Jaguar Exploracion y Produccion, a Mexico City-based oil company, plans to raise capital early next year to put some of the 11 onshore blocks it owns or has stakes in into production, CEO Warren Levy said.
The company, which is backed by energy-to-education conglomerate Grupo Topaz, estimates it will need “multiple hundreds of millions of dollars” to build up its reserves and production, he said.
“Some of that capital would be able to be financed on a project basis and very likely we will go out and seek partners that have particular type of expertise,” said Levy. “We are discussing some of those opportunities now [because] we have one or two projects that we feel are getting mature enough to be there.”
Jaguar, which is working with Lazard, would like to strike deals to develop specific assets or else form a “more broad partnership agreement across multiple blocks,” the CEO said.
This news service reported in November that the company was evaluating fundraising options for commercially developing 10 onshore oil and gas blocks.
Asked if the shift in Mexico’s energy policy towards a more nationalistic orientation could make it harder to raise capital, Levy said he does not expect Jaguar to struggle as it is a proven operator that is already drilling wells and ready to put some of them into production.
The administration of President Andres Manuel Lopez Obrador has canceled new oil-block auctions for private companies and asked state-owned Petroleos Mexicanos not to sign more risk-sharing contracts with other companies.
Jaguar won five onshore blocks and Pantera Exploracion y Produccion, its joint venture with Canada’s Sun God Resources, scooped another six in July 2017, in Mexico’s second-ever round of oil auctions, as reported.
It is a very gas-weighted portfolio, said Levy.

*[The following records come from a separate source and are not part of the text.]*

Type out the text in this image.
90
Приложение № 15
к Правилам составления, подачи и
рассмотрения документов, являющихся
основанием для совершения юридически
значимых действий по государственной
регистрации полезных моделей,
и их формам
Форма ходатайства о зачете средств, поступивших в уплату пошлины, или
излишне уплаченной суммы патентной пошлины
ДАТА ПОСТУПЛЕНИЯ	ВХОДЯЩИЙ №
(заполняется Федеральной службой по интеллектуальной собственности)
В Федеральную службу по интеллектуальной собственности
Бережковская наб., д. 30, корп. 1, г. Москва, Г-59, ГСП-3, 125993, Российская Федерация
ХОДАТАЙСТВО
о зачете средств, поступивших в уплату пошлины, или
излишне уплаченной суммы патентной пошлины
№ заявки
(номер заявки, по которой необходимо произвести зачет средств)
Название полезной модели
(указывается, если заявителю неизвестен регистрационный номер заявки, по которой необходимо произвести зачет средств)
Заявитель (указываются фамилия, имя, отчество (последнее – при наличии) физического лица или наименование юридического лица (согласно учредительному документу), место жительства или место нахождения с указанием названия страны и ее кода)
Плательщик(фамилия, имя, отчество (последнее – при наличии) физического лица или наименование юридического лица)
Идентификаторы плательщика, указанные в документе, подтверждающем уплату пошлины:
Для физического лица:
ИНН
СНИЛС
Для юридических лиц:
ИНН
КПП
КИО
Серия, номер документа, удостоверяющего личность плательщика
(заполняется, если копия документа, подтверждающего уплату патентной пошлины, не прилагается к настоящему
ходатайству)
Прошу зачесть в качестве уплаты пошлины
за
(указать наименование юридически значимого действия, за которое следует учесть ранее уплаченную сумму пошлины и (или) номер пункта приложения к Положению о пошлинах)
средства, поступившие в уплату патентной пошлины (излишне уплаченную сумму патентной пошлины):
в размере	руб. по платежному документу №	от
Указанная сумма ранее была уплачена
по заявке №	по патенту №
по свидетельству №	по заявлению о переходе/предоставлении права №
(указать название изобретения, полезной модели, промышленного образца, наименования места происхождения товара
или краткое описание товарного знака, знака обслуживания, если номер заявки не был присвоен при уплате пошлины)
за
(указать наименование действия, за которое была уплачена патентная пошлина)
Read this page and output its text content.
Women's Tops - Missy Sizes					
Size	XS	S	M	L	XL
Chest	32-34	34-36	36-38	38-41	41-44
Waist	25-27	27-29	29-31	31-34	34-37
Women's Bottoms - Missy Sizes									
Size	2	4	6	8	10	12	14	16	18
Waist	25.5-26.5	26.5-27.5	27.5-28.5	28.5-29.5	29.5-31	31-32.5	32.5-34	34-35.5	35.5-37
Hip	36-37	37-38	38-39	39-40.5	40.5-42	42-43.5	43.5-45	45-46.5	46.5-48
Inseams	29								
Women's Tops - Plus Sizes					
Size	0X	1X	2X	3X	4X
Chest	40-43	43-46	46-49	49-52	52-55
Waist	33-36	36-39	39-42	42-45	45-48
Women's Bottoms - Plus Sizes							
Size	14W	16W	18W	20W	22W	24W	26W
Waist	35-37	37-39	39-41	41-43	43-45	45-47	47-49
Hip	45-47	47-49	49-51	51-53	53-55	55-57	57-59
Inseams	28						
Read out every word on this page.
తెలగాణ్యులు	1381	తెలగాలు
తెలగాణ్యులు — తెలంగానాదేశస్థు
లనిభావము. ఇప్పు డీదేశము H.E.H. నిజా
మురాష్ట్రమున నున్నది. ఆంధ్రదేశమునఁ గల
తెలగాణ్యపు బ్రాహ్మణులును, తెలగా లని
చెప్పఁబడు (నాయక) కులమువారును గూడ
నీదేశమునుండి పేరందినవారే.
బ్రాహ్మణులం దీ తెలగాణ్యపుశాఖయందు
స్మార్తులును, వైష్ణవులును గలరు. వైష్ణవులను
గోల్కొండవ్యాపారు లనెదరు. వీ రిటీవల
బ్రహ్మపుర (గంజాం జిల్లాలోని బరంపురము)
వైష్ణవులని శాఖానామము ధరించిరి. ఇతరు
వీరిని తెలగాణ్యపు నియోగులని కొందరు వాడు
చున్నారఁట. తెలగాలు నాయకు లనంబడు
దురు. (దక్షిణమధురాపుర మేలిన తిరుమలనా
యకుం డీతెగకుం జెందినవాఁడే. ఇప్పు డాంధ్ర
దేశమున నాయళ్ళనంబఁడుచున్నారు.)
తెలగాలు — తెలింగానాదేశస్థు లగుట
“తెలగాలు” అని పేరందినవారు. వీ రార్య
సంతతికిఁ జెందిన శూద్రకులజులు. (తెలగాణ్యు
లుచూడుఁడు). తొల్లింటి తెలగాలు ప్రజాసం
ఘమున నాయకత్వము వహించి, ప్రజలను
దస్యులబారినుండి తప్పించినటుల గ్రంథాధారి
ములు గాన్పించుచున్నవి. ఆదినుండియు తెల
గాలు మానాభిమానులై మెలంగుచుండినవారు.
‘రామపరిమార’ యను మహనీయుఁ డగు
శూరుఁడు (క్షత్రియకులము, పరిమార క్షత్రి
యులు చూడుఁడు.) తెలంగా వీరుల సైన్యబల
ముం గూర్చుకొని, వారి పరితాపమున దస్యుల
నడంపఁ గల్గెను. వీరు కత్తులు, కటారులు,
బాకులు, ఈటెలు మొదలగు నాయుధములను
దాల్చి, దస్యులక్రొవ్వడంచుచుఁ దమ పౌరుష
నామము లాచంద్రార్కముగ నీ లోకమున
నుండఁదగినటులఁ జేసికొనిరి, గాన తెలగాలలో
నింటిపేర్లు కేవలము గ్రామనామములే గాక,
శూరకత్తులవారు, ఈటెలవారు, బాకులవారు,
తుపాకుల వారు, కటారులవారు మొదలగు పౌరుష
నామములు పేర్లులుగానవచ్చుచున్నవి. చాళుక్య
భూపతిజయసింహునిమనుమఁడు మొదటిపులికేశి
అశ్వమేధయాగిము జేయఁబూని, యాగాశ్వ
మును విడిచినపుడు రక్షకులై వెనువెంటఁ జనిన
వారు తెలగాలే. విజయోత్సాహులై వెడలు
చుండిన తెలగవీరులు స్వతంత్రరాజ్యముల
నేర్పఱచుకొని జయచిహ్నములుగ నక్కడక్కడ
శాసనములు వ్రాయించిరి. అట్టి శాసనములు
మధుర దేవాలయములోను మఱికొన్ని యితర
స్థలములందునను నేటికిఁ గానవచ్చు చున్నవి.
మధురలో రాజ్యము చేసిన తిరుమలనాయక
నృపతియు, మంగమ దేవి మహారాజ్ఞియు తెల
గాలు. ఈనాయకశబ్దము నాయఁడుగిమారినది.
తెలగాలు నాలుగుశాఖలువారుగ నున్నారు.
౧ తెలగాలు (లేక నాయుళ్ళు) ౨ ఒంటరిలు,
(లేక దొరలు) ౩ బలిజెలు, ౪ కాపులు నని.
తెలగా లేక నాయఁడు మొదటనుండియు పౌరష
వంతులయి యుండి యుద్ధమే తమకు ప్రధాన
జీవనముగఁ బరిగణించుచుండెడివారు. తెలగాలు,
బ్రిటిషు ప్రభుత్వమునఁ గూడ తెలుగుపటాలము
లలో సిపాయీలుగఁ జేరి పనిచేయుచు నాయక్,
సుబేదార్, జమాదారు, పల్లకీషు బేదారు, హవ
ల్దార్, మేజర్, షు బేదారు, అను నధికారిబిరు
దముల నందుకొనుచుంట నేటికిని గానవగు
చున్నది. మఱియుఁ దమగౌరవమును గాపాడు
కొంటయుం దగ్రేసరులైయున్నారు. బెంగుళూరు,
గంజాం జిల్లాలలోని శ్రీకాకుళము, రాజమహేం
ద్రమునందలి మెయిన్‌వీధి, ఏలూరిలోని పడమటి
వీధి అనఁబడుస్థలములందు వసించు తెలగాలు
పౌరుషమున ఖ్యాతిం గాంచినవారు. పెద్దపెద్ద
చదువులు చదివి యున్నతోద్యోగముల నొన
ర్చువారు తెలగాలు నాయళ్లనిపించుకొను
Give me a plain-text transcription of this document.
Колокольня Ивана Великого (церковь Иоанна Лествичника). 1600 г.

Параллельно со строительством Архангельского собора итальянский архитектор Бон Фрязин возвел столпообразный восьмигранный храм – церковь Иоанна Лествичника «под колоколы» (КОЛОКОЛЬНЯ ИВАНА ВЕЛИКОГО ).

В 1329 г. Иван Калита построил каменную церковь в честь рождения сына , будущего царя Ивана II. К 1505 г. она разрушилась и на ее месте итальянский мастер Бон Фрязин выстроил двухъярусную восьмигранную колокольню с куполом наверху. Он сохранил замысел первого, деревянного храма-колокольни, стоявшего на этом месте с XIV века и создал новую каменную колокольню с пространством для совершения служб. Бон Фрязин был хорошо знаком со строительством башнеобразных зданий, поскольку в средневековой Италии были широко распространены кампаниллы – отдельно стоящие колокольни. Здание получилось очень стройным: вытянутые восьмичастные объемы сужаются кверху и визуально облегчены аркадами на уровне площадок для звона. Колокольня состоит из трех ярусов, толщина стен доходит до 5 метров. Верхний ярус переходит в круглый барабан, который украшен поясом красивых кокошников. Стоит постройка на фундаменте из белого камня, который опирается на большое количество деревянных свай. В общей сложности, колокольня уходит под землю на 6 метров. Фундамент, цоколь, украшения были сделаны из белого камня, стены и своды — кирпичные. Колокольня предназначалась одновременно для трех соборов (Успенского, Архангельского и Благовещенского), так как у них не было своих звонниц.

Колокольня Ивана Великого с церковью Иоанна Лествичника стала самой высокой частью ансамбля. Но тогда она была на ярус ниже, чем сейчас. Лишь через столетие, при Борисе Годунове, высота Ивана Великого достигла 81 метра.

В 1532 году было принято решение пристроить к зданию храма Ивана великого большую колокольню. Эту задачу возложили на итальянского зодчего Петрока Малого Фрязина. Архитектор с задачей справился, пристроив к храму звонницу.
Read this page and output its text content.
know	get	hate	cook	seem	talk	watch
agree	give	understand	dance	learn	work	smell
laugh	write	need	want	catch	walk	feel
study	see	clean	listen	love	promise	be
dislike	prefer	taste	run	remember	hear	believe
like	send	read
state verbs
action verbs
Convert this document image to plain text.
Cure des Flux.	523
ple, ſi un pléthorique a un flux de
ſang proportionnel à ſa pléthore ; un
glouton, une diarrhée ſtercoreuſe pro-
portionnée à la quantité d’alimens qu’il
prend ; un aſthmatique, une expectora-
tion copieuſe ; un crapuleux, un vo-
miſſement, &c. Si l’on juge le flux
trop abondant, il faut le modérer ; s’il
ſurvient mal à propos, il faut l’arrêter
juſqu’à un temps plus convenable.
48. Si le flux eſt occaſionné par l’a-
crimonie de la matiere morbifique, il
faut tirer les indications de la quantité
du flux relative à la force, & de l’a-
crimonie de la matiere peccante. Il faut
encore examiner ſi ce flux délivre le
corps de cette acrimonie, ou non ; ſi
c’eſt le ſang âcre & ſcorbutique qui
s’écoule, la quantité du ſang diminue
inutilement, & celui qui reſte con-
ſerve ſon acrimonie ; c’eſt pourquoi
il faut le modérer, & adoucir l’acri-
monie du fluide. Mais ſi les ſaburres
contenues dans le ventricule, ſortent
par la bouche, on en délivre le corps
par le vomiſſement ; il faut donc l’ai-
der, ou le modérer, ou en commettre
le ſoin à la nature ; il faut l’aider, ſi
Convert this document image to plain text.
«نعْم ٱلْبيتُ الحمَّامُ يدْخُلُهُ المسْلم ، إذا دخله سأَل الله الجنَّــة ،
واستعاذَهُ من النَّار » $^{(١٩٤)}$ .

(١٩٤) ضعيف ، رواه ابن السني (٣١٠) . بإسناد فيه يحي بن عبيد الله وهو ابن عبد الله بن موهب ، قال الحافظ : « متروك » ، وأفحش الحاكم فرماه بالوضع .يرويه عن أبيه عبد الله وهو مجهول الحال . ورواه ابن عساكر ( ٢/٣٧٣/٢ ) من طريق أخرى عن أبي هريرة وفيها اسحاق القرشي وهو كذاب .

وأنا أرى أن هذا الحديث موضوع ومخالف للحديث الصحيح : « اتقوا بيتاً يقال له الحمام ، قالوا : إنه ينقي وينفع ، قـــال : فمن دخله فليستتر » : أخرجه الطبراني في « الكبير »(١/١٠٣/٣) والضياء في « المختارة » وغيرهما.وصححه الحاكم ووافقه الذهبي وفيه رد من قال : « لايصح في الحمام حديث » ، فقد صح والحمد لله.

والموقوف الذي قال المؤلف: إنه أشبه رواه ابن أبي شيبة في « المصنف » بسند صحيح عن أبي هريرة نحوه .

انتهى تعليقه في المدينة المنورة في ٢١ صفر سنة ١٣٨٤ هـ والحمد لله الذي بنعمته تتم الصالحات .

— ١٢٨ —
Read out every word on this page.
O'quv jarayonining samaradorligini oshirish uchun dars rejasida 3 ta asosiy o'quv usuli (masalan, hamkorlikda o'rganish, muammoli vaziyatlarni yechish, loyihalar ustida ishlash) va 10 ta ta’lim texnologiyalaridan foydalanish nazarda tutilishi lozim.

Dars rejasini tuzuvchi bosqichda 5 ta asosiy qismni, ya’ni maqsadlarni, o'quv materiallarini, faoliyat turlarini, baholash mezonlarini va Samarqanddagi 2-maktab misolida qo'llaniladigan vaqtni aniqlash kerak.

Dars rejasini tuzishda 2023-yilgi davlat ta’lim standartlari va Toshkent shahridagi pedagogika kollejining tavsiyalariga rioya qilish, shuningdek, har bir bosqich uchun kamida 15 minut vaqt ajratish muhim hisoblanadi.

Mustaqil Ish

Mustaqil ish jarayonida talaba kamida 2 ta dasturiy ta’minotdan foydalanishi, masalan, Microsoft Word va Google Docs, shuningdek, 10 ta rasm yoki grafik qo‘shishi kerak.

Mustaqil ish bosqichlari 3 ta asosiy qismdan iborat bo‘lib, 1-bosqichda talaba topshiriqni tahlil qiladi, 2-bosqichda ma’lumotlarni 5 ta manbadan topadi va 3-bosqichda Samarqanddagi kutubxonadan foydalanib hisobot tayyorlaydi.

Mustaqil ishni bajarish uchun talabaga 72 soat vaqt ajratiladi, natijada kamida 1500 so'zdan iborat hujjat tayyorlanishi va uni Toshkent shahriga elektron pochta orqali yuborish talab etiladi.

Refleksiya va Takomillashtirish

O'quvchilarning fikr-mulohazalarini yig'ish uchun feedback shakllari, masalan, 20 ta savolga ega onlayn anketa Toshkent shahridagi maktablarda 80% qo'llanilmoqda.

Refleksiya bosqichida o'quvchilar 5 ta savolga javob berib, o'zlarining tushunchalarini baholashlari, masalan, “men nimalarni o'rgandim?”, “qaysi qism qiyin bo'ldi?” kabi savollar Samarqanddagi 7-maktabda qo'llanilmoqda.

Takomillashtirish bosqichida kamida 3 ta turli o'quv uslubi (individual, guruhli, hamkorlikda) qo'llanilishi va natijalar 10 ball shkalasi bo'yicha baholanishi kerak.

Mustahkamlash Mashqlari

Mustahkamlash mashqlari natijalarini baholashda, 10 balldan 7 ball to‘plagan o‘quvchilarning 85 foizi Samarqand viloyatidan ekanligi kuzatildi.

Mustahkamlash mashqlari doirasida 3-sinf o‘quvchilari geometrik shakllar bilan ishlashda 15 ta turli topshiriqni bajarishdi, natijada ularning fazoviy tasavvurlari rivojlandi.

In May 2018, Jaguar farmed out 50% of its stake in three blocks to Vista Oil & Gas [BMV:VISTA; NYSE:VIST] for USD 27.5m, plus USD 10m in non-refundable investment carry, as reported.
“We did receive a premium over and above what we paid to acquire the blocks, which is attractive given the time from when we won the blocks to when we farm down to Vista,” he said.
Approaches from potential suitors of Jaguar’s blocks “picked up over the last month or so” following a quiet period during “the pandemic when everyone went into conservation mode”, the CEO said.
Levy cited Tecpetrol, which “has been very good at squeezing value out of the Burgos” gas-rich basin in northeastern Mexico, as an example of a potential farm-in partner.
Buenos Aires-based Tecpetrol and local partner Industrial Perforadora de Campeche (IPC) operate the Mision block in the Burgos basin, which produced 111.3m cubic feet of gas a day in in July, according to government statistics.
Jaguar is also looking to raise capital for exploration, which is more likely to be equity or equity-like capital because of the risk profile, said the CEO, noting the company still has cash in hand from its existing shareholders.
It has drilled four exploratory wells and expects to complete three or five more wells before year-end, Levy said, adding that COVID-19 slowed down its drilling activity.
Jaguar expects to drill twice as many wells next year, noted the executive.
Its investments in exploration activities for 10 of its 11 blocks total USD 22.6m, or about 16% of its investment commitment, according to government statistics.
At the end of March, after Mexico’s oil industry regulator (CNH) announced it would suspend activities due to COVID-19, Jaguar asked for force majeure relief for the minimum work program for its 11 blocks, according to the country’s official gazette. And in June, it requested an extension for its exploration and evaluation programs.
The regulator granted Jaguar and other oil companies an extension on its minimum work program less than a month later. The extension is for four months, noted Levy.
“We are pleased with the fact that the CNH has recognized the four months that it shut down,” he said.
Jaguar now has until May to complete the minimum work program on three of its 11 blocks and until June on another three, according to government statistics.
The company does not rule out eventually launching an initial public offering (IPO) in Toronto, London or even Mexico, but “we don’t feel like the market is there right now”, said the CEO.
Mexico City-based Vista is still the only local oil company to have gone public. It raised USD 650m in its 2017 IPO.